C’est à lui de l’apprécier. Le parti pense qu’il a les qualités pour y jouer un rôle et que sa place est en son sein. Le RDR est le parti du vivre-ensemble, donc il n’exclut personne. Cela dit, nous attendons bien entendu de ceux qui ont accepté des postes toute la loyauté possible.

C’est un homme pressé de passer la main, mais il veut le faire dans des conditions qui assurent la continuité de ce qu’il a accompli

Autre grand dossier : la création du parti unifié. Le président l’a annoncée pour la fin de l’année, mais tout indique qu’elle sera encore reportée. Est-ce une arlésienne ?

Ce parti unifié est l’une de nos priorités. Dernièrement, Alassane Ouattara et Henri Konan Bédié ont fait avancer les choses en annonçant la mise en place d’un comité de haut niveau. Cet organe sera chargé d’élaborer les statuts et le règlement du futur parti. Nous n’étions jamais allés aussi loin dans le processus.

Pourtant, les relations entre les deux présidents s’étaient rafraîchies ces derniers mois…

Non. Il n’y a pas de froid entre eux. Les médias extrapolent tout, le moindre mot, le moindre silence ! Les présidents Ouattara et Bédié s’entendent parfaitement et, sur les questions essentielles, ils finissent toujours par se retrouver.

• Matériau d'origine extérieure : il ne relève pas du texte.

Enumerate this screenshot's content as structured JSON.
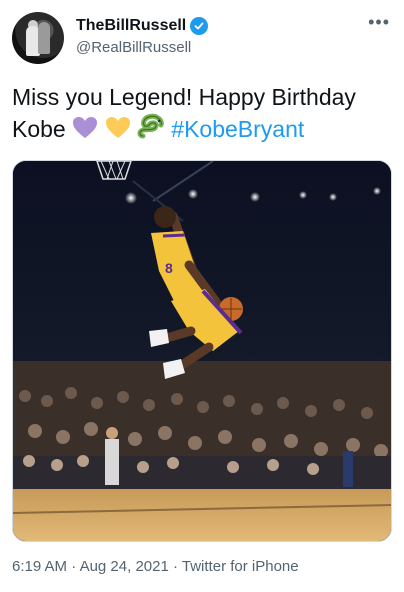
{
  "author": {
    "display_name": "TheBillRussell",
    "handle": "@RealBillRussell",
    "verified": true,
    "verified_color": "#1d9bf0"
  },
  "more_icon": "more-horizontal-icon",
  "tweet": {
    "text_line1": "Miss you Legend! Happy Birthday",
    "text_line2_prefix": "Kobe",
    "emojis": [
      "purple-heart-emoji",
      "yellow-heart-emoji",
      "snake-emoji"
    ],
    "hashtag": "#KobeBryant",
    "hashtag_color": "#1d9bf0"
  },
  "media": {
    "description_icon": "basketball-dunk-photo"
  },
  "meta": {
    "time": "6:19 AM",
    "separator": "·",
    "date": "Aug 24, 2021",
    "source": "Twitter for iPhone"
  }
}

L’alliance du Rassemblement des houphouétistes pour la démocratie et la paix (RHDP) peut-elle tenir jusqu’en 2020 ?

Nous n’en avons jamais douté. Et tous les membres du RHDP ont intérêt à travailler ensemble. Même s’il y a des tiraillements ici et là, sur l’essentiel, nous nous entendrons toujours.

Certaines figures du RDR se sont récemment prononcées en faveur d’un troisième mandat d’Alassane Ouattara. L’envisage-t-il ?

J’ai moi-même eu l’occasion d’interroger le président sur ce sujet et je n’en ai jamais eu l’impression. C’est un homme pressé de passer la main, mais il veut le faire dans des conditions qui assurent la continuité de ce qu’il a accompli.

Et si ces conditions ne sont pas remplies ?

Le chef de l’État travaille pour passer le relais à des gens qui sauront préserver le pays et continuer de le faire avancer. Il a dit dernièrement qu’il fallait attendre 2020, donc attendons !

Le président Ouattara a promis que dans les deux camps, pro-Gbagbo comme pro-Ouattara, des gens seraient jugés

L’un des points faibles du bilan du gouvernement, c’est la réconciliation. Ce dossier a-t-il été mis de côté ?

Il souffre surtout des campagnes de récupération du concept de réconciliation, laquelle a toujours été une priorité pour le président de la République. C’est pour cela qu’il a mis en place la Commission dialogue, vérité et réconciliation [CDVR], qu’il a appelé les exilés à revenir au pays, qu’il a dégelé des comptes, qu’il tient toujours un discours rassembleur, etc.

Que peut-on faire de plus ? Ceux qui parlent aujourd’hui de réconciliation réclament invariablement la même chose : la libération de tous les prisonniers. Mais comment libérer des gens qui ont attaqué des commissariats, ont commis des meurtres ou sont aux mains de la justice internationale ? Certains veulent tout simplement faire du concept de réconciliation un fonds de commerce.

Le président Ouattara a promis qu’il n’y aurait pas d’impunité et que dans les deux camps, pro-Gbagbo comme pro-Ouattara, des gens seraient jugés. Ce n’est toujours pas le cas…

Le chef de l’État ne contrôle pas le pouvoir judiciaire. Il revient donc à la justice d’accomplir son devoir.

Après une année agitée, comment envisagez-vous celles à venir ?

Pendant cette année, l’exécutif n’a jamais été déstabilisé, même au moment des mutineries. N’oubliez pas que ces mouvements n’ont eu à aucun moment pour but de s’en prendre au pouvoir en place, il ne s’agissait que de revendications syndicales et ciblées. Donc nous n’avons aucune crainte.

Tous les jours, nous travaillons pour le bien des Ivoiriens, et je n’ai pas l’impression que nous ayons échoué dans cette tâche. Le pays est en paix, l’économie se porte bien, la confiance est de mise partout. Les choses avancent, et elles iront sans doute de mieux en mieux.